ARMSTRONG: Evet. Anladığım kadarıyla, fetüsün gelişmesi için ihtiyaç duyduğu yeni kan damarlarından fetüsü yoksun bıraktı.

DAVIES: Doğru, bu da ironik bir şekilde kanser tümörleriyle savaşmada yardımcı olmasını sağlayan şeydi.

ARMSTRONG: Tam olarak doğru.

DAVIES: Doğru. Bu yüzden makalenizde anlattığınız gibi büyüleyici bir hikaye. Yani, kısmen Beth Wolmer adlı azimli bir kadının yardımıyla Little Rock, Arkansas'taki bir hastanede bir atılım var. Bize o hikayeyi anlatmak ister misiniz?

ARMSTRONG: Evet. Beth'in kocası Ira Wolmer, 30'lu yaşlarında multipl miyelom teşhisi konulan New York bölgesinde girişimsel kardiyologdu. Ne yazık ki onun için bu, miyelom hastaları için gerçekten az seçeneğin olduğu 1990'ların ortaları ila sonlarıydı. Bu yüzden, sadece birkaç yıldan fazlasını vaat edebilecek bir doktor arayarak ülkenin her yerine farklı kanser merkezlerine gittiler. Ve multipl miyelom hastalarına yardımcı olmak için hemen hemen her şeyi denemekle tanınan bir doktor olan Bart Barlogie ile Arkansas'ta sona erdi. Ve kelimenin tam anlamıyla dünyanın her yerinden insanlar Little Rock'taki kliniğine gidiyordu.

Böylece Wolmer'ler oraya geldi ve ne yazık ki Ira Wolmer iyileşmiyordu. Onunla bazı kök hücre nakilleri yaptılar, ancak her birinden sonra nüksetti ve giderek daha da hastalanıyordu. Ama Beth Wolmer pes etmedi. Biliyorsunuz, gün boyu tıp dergileri okuyacaktı. Dünyanın her yerindeki araştırmacıları arayacaktı. Bağlıydı ve kocasına yardımcı olacak bir şey bulmaya kararlıydı. Ve bunu yaparken, bir araştırmacının Boston'daki Judah Folkman'ın çalışmalarından bahsettiğini duydu. Judah Folkman'ın, kan damarı büyümesini engelleyebilirseniz, tümörleri büyümeleri için ihtiyaç duydukları şeyden mahrum bırakabileceğiniz bir teorisi vardı. Ve laboratuvarı talidomid üzerinde çalışıyordu. Araştırmacılarından biri bunun üzerinde derinlemesine çalışıyordu ve aslında bunun hakkında bazı çalışmalar yayınlamıştı. Beth sonunda onunla bağlantı kurduğunda, talidomidi denemeyi söyledi.

DAVIES: Ve Barlogie'ye, doktora gitti. Ve denemeyi söyledi mi?
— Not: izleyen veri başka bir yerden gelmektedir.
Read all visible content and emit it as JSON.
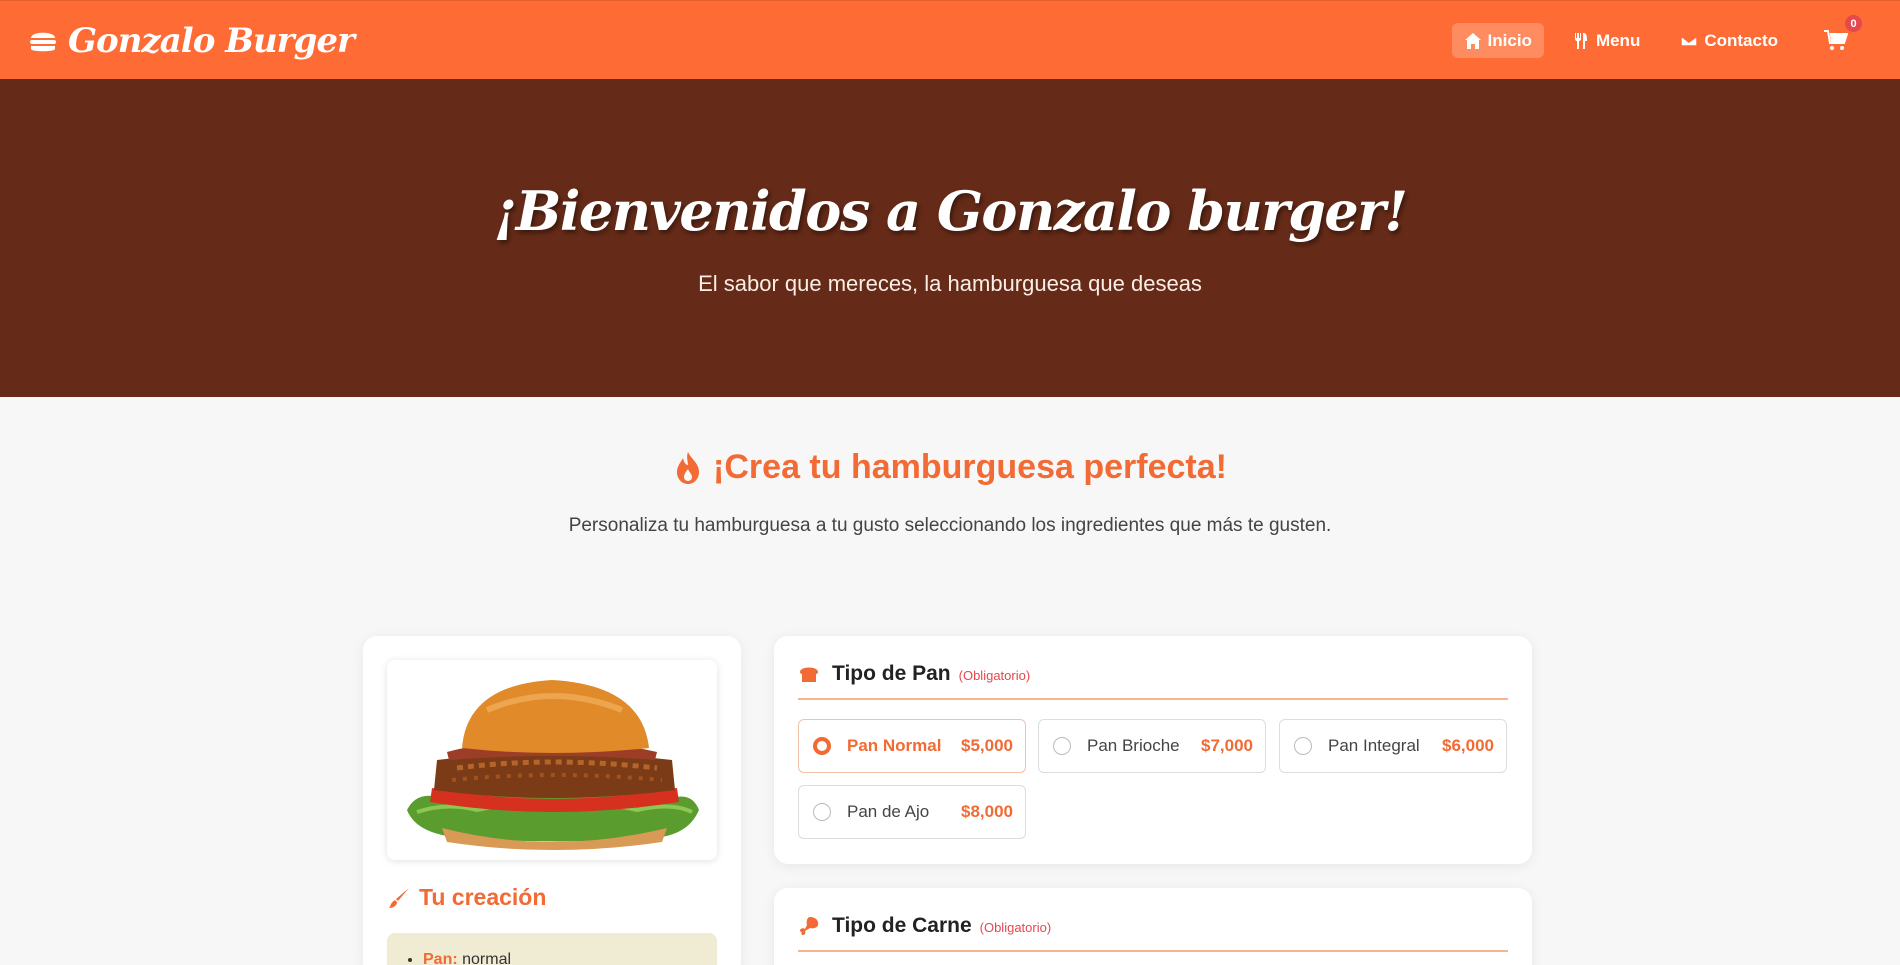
{
  "brand": {
    "name": "Gonzalo Burger",
    "icon": "burger-icon"
  },
  "nav": {
    "items": [
      {
        "label": "Inicio",
        "icon": "home-icon",
        "active": true
      },
      {
        "label": "Menu",
        "icon": "utensils-icon",
        "active": false
      },
      {
        "label": "Contacto",
        "icon": "envelope-icon",
        "active": false
      }
    ],
    "cart_count": "0"
  },
  "hero": {
    "title": "¡Bienvenidos a Gonzalo burger!",
    "subtitle": "El sabor que mereces, la hamburguesa que deseas"
  },
  "builder": {
    "title": "¡Crea tu hamburguesa perfecta!",
    "subtitle": "Personaliza tu hamburguesa a tu gusto seleccionando los ingredientes que más te gusten."
  },
  "creation": {
    "title": "Tu creación",
    "summary": [
      {
        "key": "Pan:",
        "value": "normal"
      }
    ]
  },
  "sections": {
    "pan": {
      "title": "Tipo de Pan",
      "required": "(Obligatorio)",
      "options": [
        {
          "name": "Pan Normal",
          "price": "$5,000",
          "selected": true
        },
        {
          "name": "Pan Brioche",
          "price": "$7,000",
          "selected": false
        },
        {
          "name": "Pan Integral",
          "price": "$6,000",
          "selected": false
        },
        {
          "name": "Pan de Ajo",
          "price": "$8,000",
          "selected": false
        }
      ]
    },
    "carne": {
      "title": "Tipo de Carne",
      "required": "(Obligatorio)"
    }
  },
  "colors": {
    "primary": "#ff6b35",
    "hero_bg": "#662b18",
    "accent": "#f26a34",
    "summary_bg": "#efecd3"
  }
}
ARMSTRONG: Evet. Yani, biliyorsunuz, o zaman, bunun işe yarayacağını kimse düşünmüyordu. Yani, bunu onaylayan çok fazla insanı olmayan bir fikirdi. Ama biliyorsunuz, Ira Wolmer umutsuzca sıkıntılıydı ve biliyorsunuz, Bart Barlogie denemekle tanınıyordu. Bu yüzden biraz kuşkucu olmuş olabilirdi ama onu hem Ira Wolmer'da hem de iki diğer hastada denemeyi kabul etti. Ve ne yazık ki Ira Wolmer için işe yaramadı. İyileşmedi ve birkaç ay sonra öldü. Ama hastalardan biri, Jimmy adında bir adam, mucizevi bir iyileşme gösterdi. Yani ölümün eşiğindeydi ve birdenbire kanındaki kanser belirteçleri düşmeye başladı. Ve Arkansas'taki insanlar, gerçekten sonsuza dek ilk kez, multipl miyelom hastalarına yardımcı olacak potansiyel bir ilaca sahip olduklarını fark ettiler.

DAVIES: Jimmy'yi tedavi eden doktor, multipl miyelom hastası, sanırım 89 hasta civarında bir çalışmaya katıldı ve sonuçlar neyi gösterdi?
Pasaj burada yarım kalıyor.